Subject: Re: make -j and failure modes
To: Robert Elz <kre@munnari.OZ.AU>
From: Ben Harris <bjh21@NetBSD.org>
List: tech-userlevel
Date: 12/10/2003 15:52:42
On Wed, 10 Dec 2003, Robert Elz wrote:

>     Date:        Wed, 10 Dec 2003 14:48:28 +0000 (GMT)
>     From:        Ben Harris <bjh21@NetBSD.org>
>     Message-ID:  <Pine.SOL.4.58.0312101410440.12032@draco.cus.cam.ac.uk>
>
>   | On Wed, 10 Dec 2003, James Chacon wrote:
>   |
>   | > The subshell should exit by normal rules and based on the fact that -e
>   | > transfers to it. (and return according to the rules for subshells
>   | > which is the exit code from the last command).
>   | >
>   | > Past that I think it's obvious then that the parent would exit as it's got
>   | > the e flag set and it just had a command exit non-zero and it's not part
>   | > of the exclusion list of ones to ignore for checking on error.
>   |
>   | So you think that that the parent should treat the entire group of
>   | commands in the subshell as a single command, and exit if it fails, yes?
>
> I think that's what he is saying, but I believe it is clearly wrong.
>
> It is absurd to require the shell to look inside the commands run by the
> sub-shell and see if they're the kind that should cause "set -e" mode to
> cause the shell to exit - but not doing so would mean the parent shell exiting
> if the sub-shell exits with an error code, even though that error code didn't
> actually cause the sub-shell to exit 1 because of the -e.
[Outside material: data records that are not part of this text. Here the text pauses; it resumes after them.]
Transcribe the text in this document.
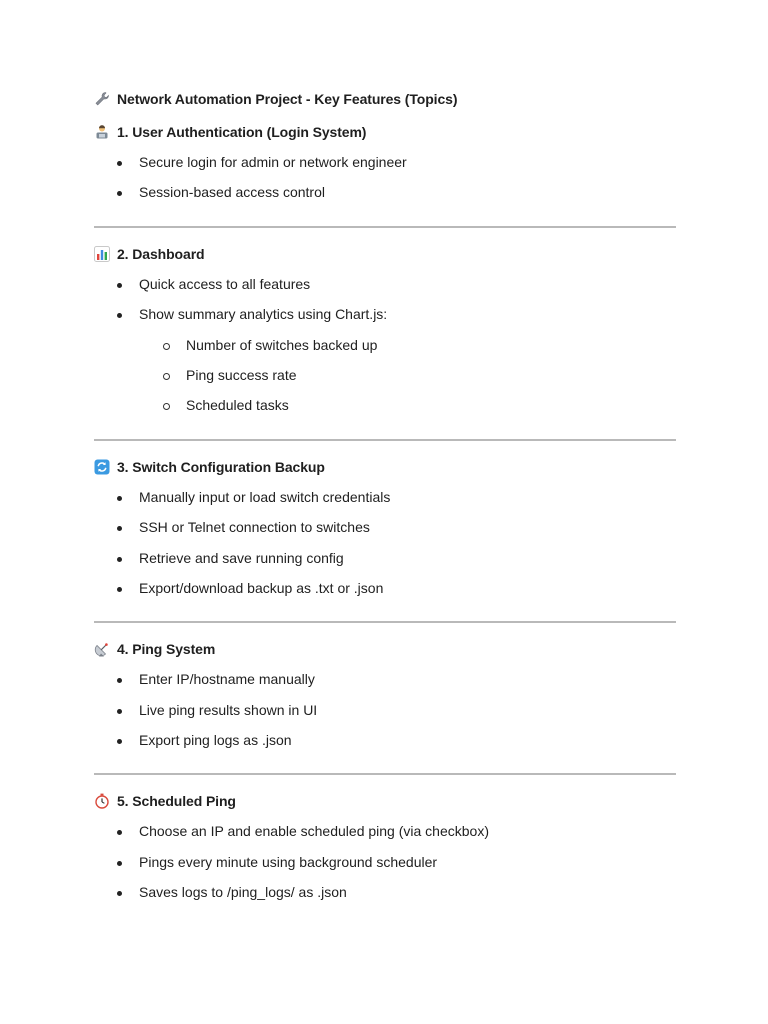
Network Automation Project - Key Features (Topics)
1. User Authentication (Login System)
Secure login for admin or network engineer
Session-based access control
2. Dashboard
Quick access to all features
Show summary analytics using Chart.js:
Number of switches backed up
Ping success rate
Scheduled tasks
3. Switch Configuration Backup
Manually input or load switch credentials
SSH or Telnet connection to switches
Retrieve and save running config
Export/download backup as .txt or .json
4. Ping System
Enter IP/hostname manually
Live ping results shown in UI
Export ping logs as .json
5. Scheduled Ping
Choose an IP and enable scheduled ping (via checkbox)
Pings every minute using background scheduler
Saves logs to /ping_logs/ as .json
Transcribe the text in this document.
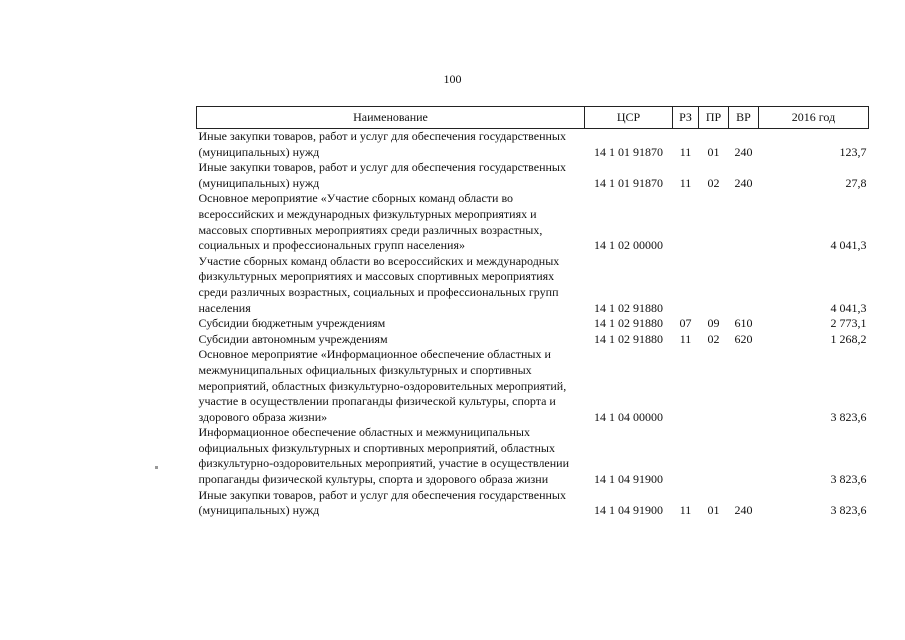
100
Наименование	ЦСР	РЗ	ПР	ВР	2016 год
Иные закупки товаров, работ и услуг для обеспечения государственных (муниципальных) нужд	14 1 01 91870	11	01	240	123,7
Иные закупки товаров, работ и услуг для обеспечения государственных (муниципальных) нужд	14 1 01 91870	11	02	240	27,8
Основное мероприятие «Участие сборных команд области во всероссийских и международных физкультурных мероприятиях и массовых спортивных мероприятиях среди различных возрастных, социальных и профессиональных групп населения»	14 1 02 00000				4 041,3
Участие сборных команд области во всероссийских и международных физкультурных мероприятиях и массовых спортивных мероприятиях среди различных возрастных, социальных и профессиональных групп населения	14 1 02 91880				4 041,3
Субсидии бюджетным учреждениям	14 1 02 91880	07	09	610	2 773,1
Субсидии автономным учреждениям	14 1 02 91880	11	02	620	1 268,2
Основное мероприятие «Информационное обеспечение областных и межмуниципальных официальных физкультурных и спортивных мероприятий, областных физкультурно-оздоровительных мероприятий, участие в осуществлении пропаганды физической культуры, спорта и здорового образа жизни»	14 1 04 00000				3 823,6
Информационное обеспечение областных и межмуниципальных официальных физкультурных и спортивных мероприятий, областных физкультурно-оздоровительных мероприятий, участие в осуществлении пропаганды физической культуры, спорта и здорового образа жизни	14 1 04 91900				3 823,6
Иные закупки товаров, работ и услуг для обеспечения государственных (муниципальных) нужд	14 1 04 91900	11	01	240	3 823,6
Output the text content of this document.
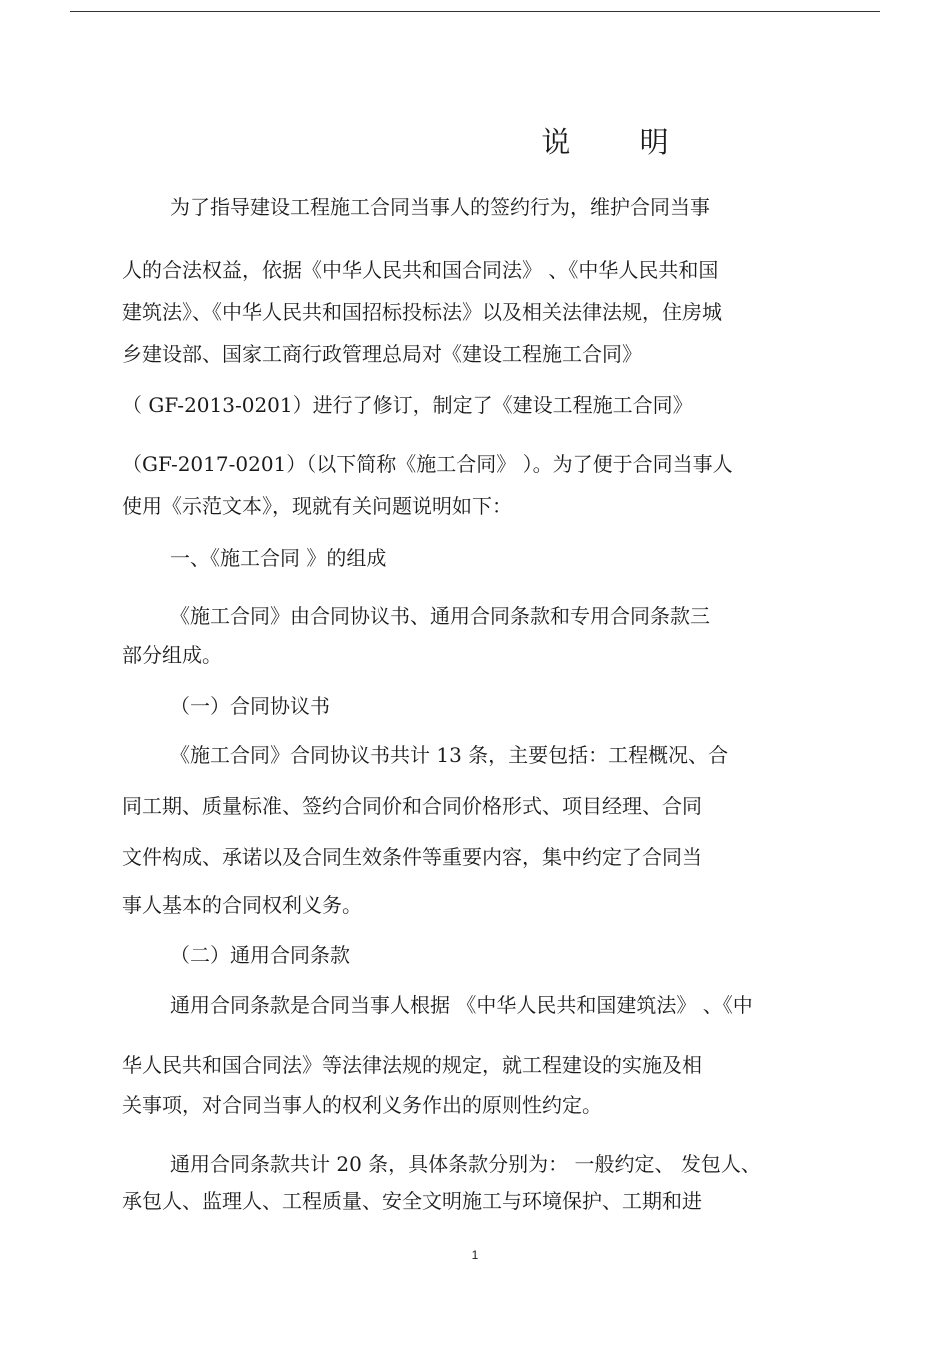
说 明
为了指导建设工程施工合同当事人的签约行为，维护合同当事
人的合法权益，依据《中华人民共和国合同法》 、《中华人民共和国
建筑法》、《中华人民共和国招标投标法》以及相关法律法规，住房城
乡建设部、国家工商行政管理总局对《建设工程施工合同》
（ GF-2013-0201）进行了修订，制定了《建设工程施工合同》
（GF-2017-0201）（以下简称《施工合同》 ）。为了便于合同当事人
使用《示范文本》，现就有关问题说明如下：
一、《施工合同 》的组成
《施工合同》由合同协议书、通用合同条款和专用合同条款三
部分组成。
（一）合同协议书
《施工合同》合同协议书共计 13 条，主要包括：工程概况、合
同工期、质量标准、签约合同价和合同价格形式、项目经理、合同
文件构成、承诺以及合同生效条件等重要内容，集中约定了合同当
事人基本的合同权利义务。
（二）通用合同条款
通用合同条款是合同当事人根据 《中华人民共和国建筑法》 、《中
华人民共和国合同法》等法律法规的规定，就工程建设的实施及相
关事项，对合同当事人的权利义务作出的原则性约定。
通用合同条款共计 20 条，具体条款分别为： 一般约定、 发包人、
承包人、监理人、工程质量、安全文明施工与环境保护、工期和进
1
Indeed.  I'm less than certain that this is actually a bad thing, though.
It seems that without looking inside subshells (which we agree is absurd),
you either make "(false)" behave differently from "false" (POSIX
behaviour, exemplified by Bash) or make "(false && true)" behave
differently from "false && true" (historical behaviour, exemplified by
ksh).  Either is unpleasant.

>   | but I'm having difficulty reconciling it with the POSIX
>   | definition of "-e", and in particular its statement that "-e" only applies
>   | to simple commands, which the group is not.
>
> Clearly not, and quite correctly, and I'm not surprised at your difficulty.

Thanks.  I think I now understand why POSIX is specified as it is, and as
such, I think it'd be reasonable for us to follow it.